Es entwickelte sich ein Wortgefecht, das mit einer unrühmlichen „F...-off“-Ansage Kennedys ihren Höhepunkt fand. Der Curling-Verband quittierte diese Ausdrucksweise sogleich mit einer mündlichen Verwarnung, im Duell der Frauen mit der Schweiz wurden sogar die Steine aus dem Spiel genommen. Gentlemanlike ist etwas anderes, so viel steht fest. Und um es mit den Worten des bayerischen Humoristen Gerhard Polt aus seinem legendären Tennissketch „Longline“ zu halten: „Hier schreit keiner Fuck, und wenn, dann macht er das nur einmal!“
Rodlerin Sophia Kirkby: Goldmedaille im Daten
Tinder, Paarship oder Elite-Partner, alles Schnee von gestern. Olympia ist das Datingportal der Gegenwart. Die amerikanische Rodlerin Sophia Kirkby nutzt diese Plattform wie keine andere. Bereits zwei Wochen vor Beginn der Spiele pries sich die 24-Jährige als die „begehrteste Junggesellin“ im olympischen Dorf an und zog das Interesse vieler Verehrer auf sich. Jeden Tag bekäme sie hunderte Anfragen, 15 bis 30 pro Stunde kämen da zusammen. Kirkby lässt ihren Worten Taten folgen. Am Valentinstag teilte sie via Instagram ein romantisches Spa-Date mit ihrer Community, die in den vergangenen Tagen von 3000 auf 43.000 Follower anwuchs.
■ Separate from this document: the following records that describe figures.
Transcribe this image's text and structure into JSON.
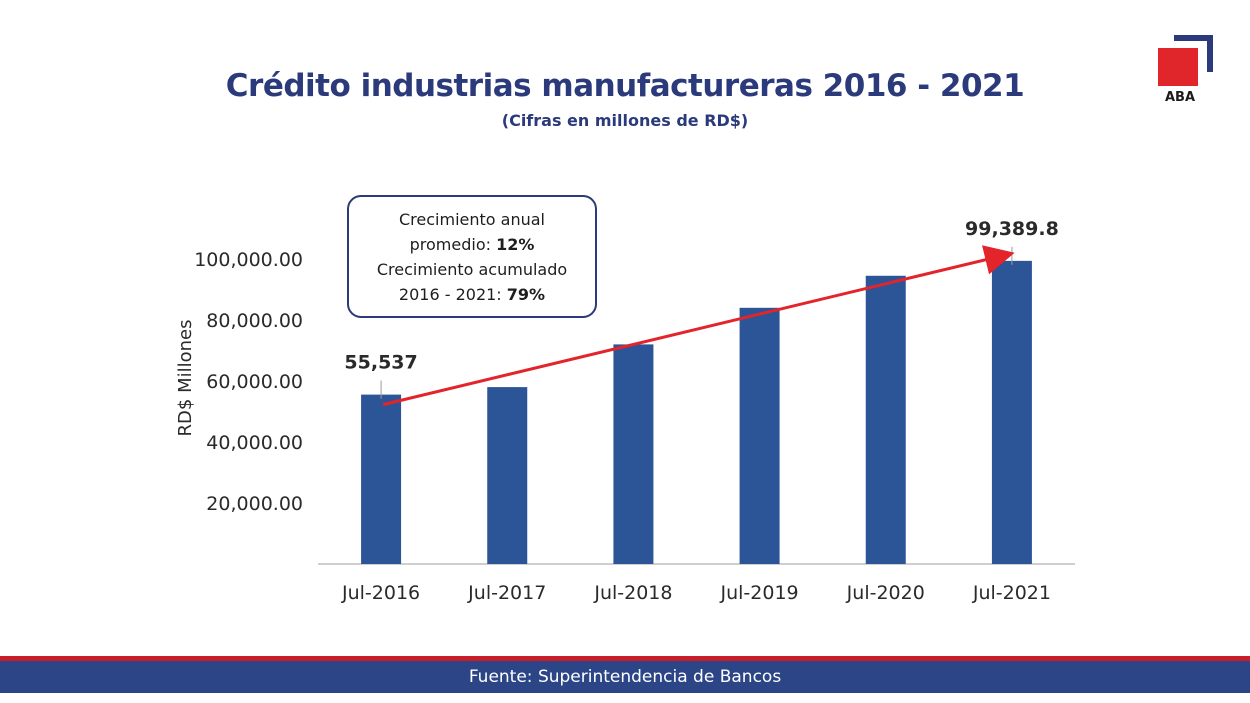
{
  "header": {
    "title": "Crédito industrias manufactureras 2016 - 2021",
    "subtitle": "(Cifras en millones de RD$)"
  },
  "logo": {
    "label": "ABA",
    "icon": "aba-logo-icon",
    "red": "#e0262a",
    "navy": "#2b3a7a"
  },
  "callout": {
    "line1": "Crecimiento anual",
    "line2_prefix": "promedio: ",
    "line2_value": "12%",
    "line3": "Crecimiento acumulado",
    "line4_prefix": "2016 - 2021: ",
    "line4_value": "79%"
  },
  "footer": {
    "source": "Fuente: Superintendencia de Bancos"
  },
  "colors": {
    "bar": "#2c5597",
    "trend": "#e3242b",
    "title": "#2b3a7a",
    "footer": "#2c4587"
  },
  "chart_data": {
    "type": "bar",
    "title": "Crédito industrias manufactureras 2016 - 2021",
    "subtitle": "(Cifras en millones de RD$)",
    "xlabel": "",
    "ylabel": "RD$ Millones",
    "categories": [
      "Jul-2016",
      "Jul-2017",
      "Jul-2018",
      "Jul-2019",
      "Jul-2020",
      "Jul-2021"
    ],
    "values": [
      55537,
      58000,
      72000,
      84000,
      94500,
      99389.8
    ],
    "ylim": [
      0,
      110000
    ],
    "yticks": [
      20000,
      40000,
      60000,
      80000,
      100000
    ],
    "ytick_labels": [
      "20,000.00",
      "40,000.00",
      "60,000.00",
      "80,000.00",
      "100,000.00"
    ],
    "data_labels": [
      {
        "category": "Jul-2016",
        "text": "55,537"
      },
      {
        "category": "Jul-2021",
        "text": "99,389.8"
      }
    ],
    "trend_arrow": {
      "from": "Jul-2016",
      "to": "Jul-2021",
      "color": "#e3242b"
    },
    "grid": false,
    "legend": "none"
  }
}
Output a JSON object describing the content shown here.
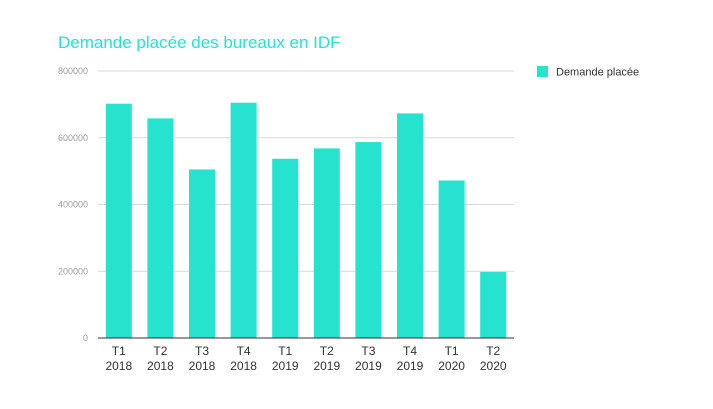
{
  "chart_data": {
    "type": "bar",
    "title": "Demande placée des bureaux en IDF",
    "categories": [
      [
        "T1",
        "2018"
      ],
      [
        "T2",
        "2018"
      ],
      [
        "T3",
        "2018"
      ],
      [
        "T4",
        "2018"
      ],
      [
        "T1",
        "2019"
      ],
      [
        "T2",
        "2019"
      ],
      [
        "T3",
        "2019"
      ],
      [
        "T4",
        "2019"
      ],
      [
        "T1",
        "2020"
      ],
      [
        "T2",
        "2020"
      ]
    ],
    "series": [
      {
        "name": "Demande placée",
        "values": [
          702000,
          658000,
          505000,
          705000,
          537000,
          568000,
          587000,
          673000,
          472000,
          198000
        ]
      }
    ],
    "yticks": [
      "0",
      "200000",
      "400000",
      "600000",
      "800000"
    ],
    "ylim": [
      0,
      800000
    ],
    "grid": true,
    "legend_position": "right",
    "colors": {
      "bar": "#26e3cf",
      "title": "#26e3cf",
      "grid": "#d9d9d9",
      "axis": "#333333"
    }
  }
}
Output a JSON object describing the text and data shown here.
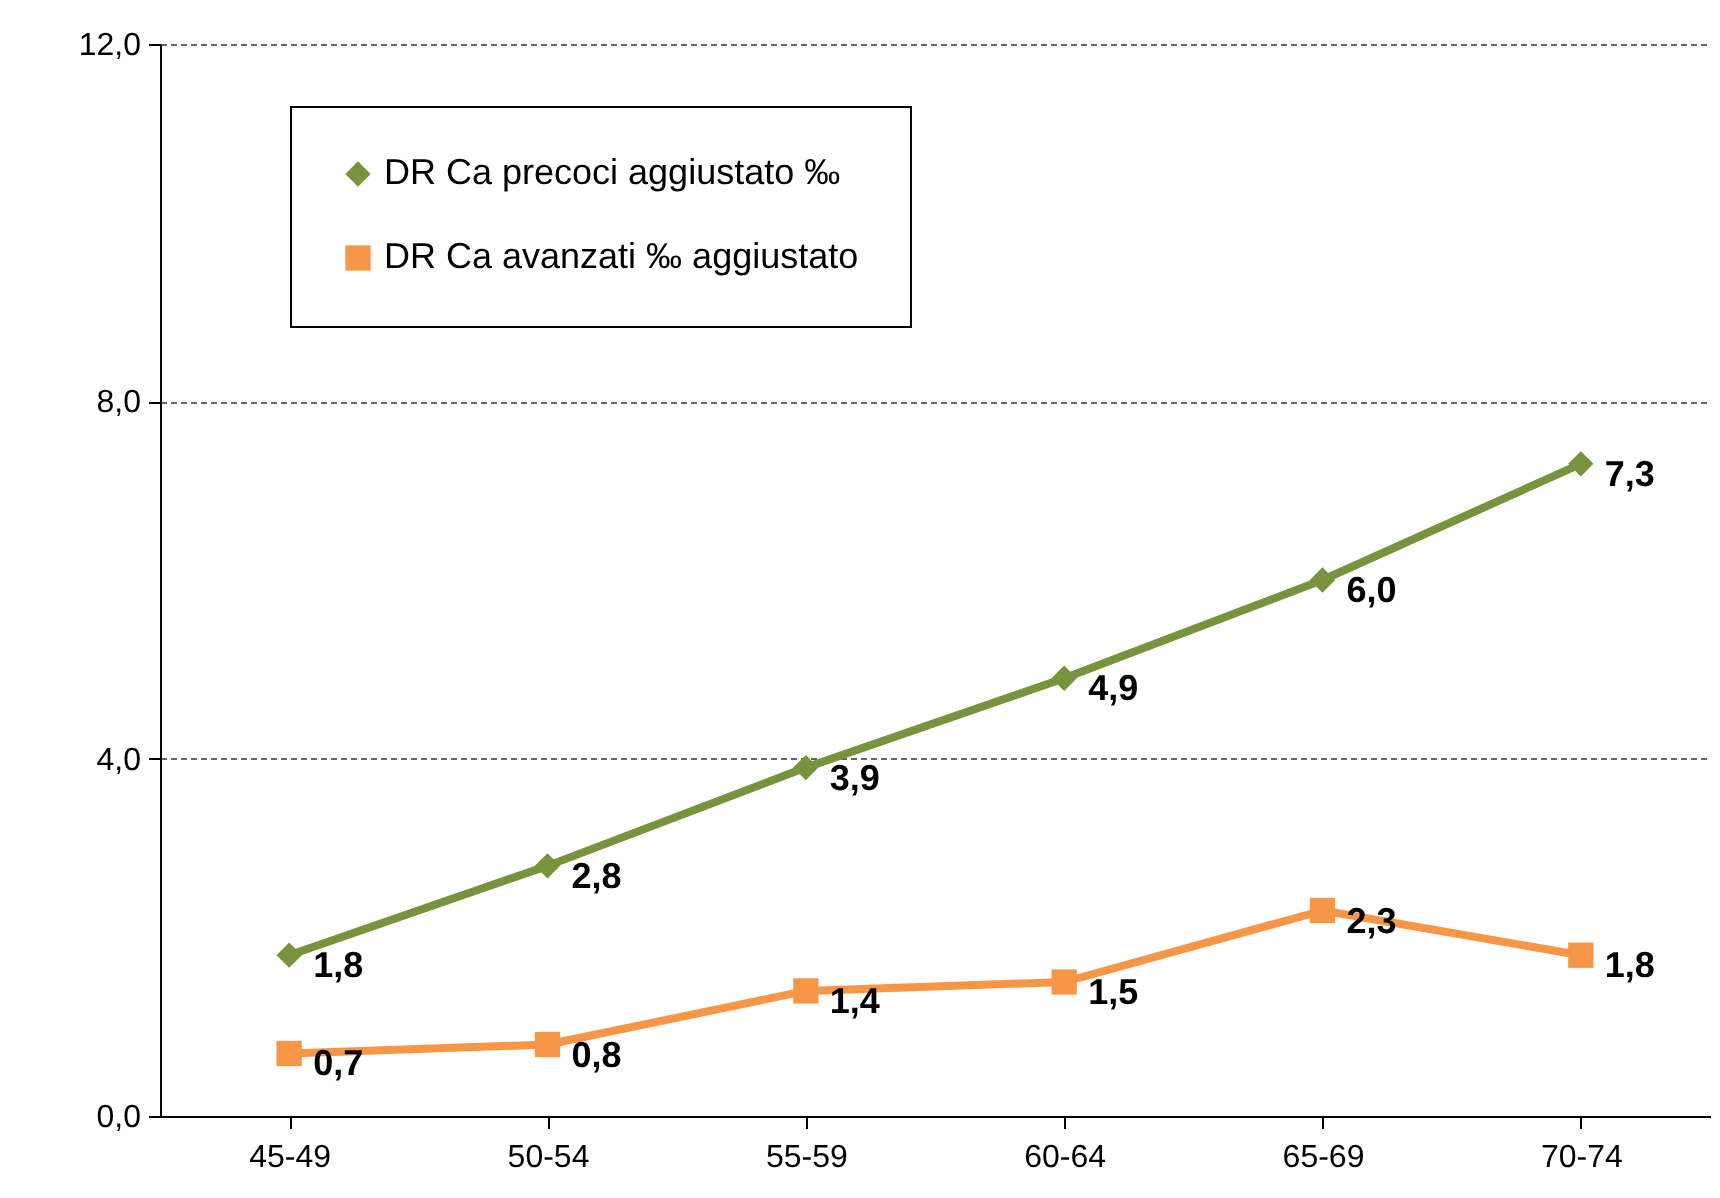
{
  "chart_data": {
    "type": "line",
    "categories": [
      "45-49",
      "50-54",
      "55-59",
      "60-64",
      "65-69",
      "70-74"
    ],
    "series": [
      {
        "name": "DR Ca precoci aggiustato ‰",
        "color": "#77933c",
        "marker": "diamond",
        "values": [
          1.8,
          2.8,
          3.9,
          4.9,
          6.0,
          7.3
        ],
        "value_labels": [
          "1,8",
          "2,8",
          "3,9",
          "4,9",
          "6,0",
          "7,3"
        ]
      },
      {
        "name": "DR Ca avanzati ‰ aggiustato",
        "color": "#f79646",
        "marker": "square",
        "values": [
          0.7,
          0.8,
          1.4,
          1.5,
          2.3,
          1.8
        ],
        "value_labels": [
          "0,7",
          "0,8",
          "1,4",
          "1,5",
          "2,3",
          "1,8"
        ]
      }
    ],
    "ylim": [
      0,
      12
    ],
    "yticks": [
      {
        "value": 0,
        "label": "0,0"
      },
      {
        "value": 4,
        "label": "4,0"
      },
      {
        "value": 8,
        "label": "8,0"
      },
      {
        "value": 12,
        "label": "12,0"
      }
    ],
    "grid": "y",
    "legend": "top left",
    "line_style": "solid"
  }
}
Es ist eine goldverdächtige Ausbeute, die Kirkby in Sachen Dating ihr Eigen nennen kann, im Eiskanal reichte es für die Doppelsitzerin dagegen nur zu zwei fünften Plätzen. Das tut der guten Stimmung der US-Rodlerin aber keinen Abbruch. Sehr zufrieden sei sie mit ihren Platzierungen, jetzt wolle sie einfach nur noch Spaß haben. Wie der aussieht, ist freilich eine ganz andere Geschichte. Die Organisatoren der Olympischen Spiele haben indes für alle Fälle vorgesorgt und kürzlich die Versorgung mit Gratis-Kondomen im Dorf sichergestellt.
Höchstpunktzahl für Eiskunstlauf-Choreograf Benoit Richaud
Jacke an, Jacke aus und dasselbe Spiel nochmal. Benoit Richaud muss sich in der olympischen Eishalle fühlen, als wäre er auf dem Laufsteg bei der Mailänder Fashion-Week. Mit Mode hat der Kleiderwechsel des französischen Eiskunstlauf-Choreografen aber wenig zu tun. Es ist seine Geschäftigkeit, die ihn bisweilen an die Grenzen des Machbaren treibt. Unglaubliche 16 Athleten aus 13 Nationen betreut der angesagteste Trainer der Eiskunstlaufszene bei Olympia.
Im Kurzprogramm der Männer war er für sieben Sportler im selben Wettkampf verantwortlich und die wollen auch auf der Trainerbank landesgerecht vertreten sein. Umso erstaunlicher, dass die Farbe der Jacke immer die richtige war. Im Rampenlicht stehen im Hochglanzsport Eiskunstlauf eigentlich ja die Akteure auf dem Eis. Die Performance von Richaud stahl jedoch dem ein oder anderen die Show. Schnell, elegant und bis ins letzte Detail durchchoreografiert. Die Vorstellung des Franzosen an der Bande hat in sämtlichen Belangen die Höchstpunktzahl verdient.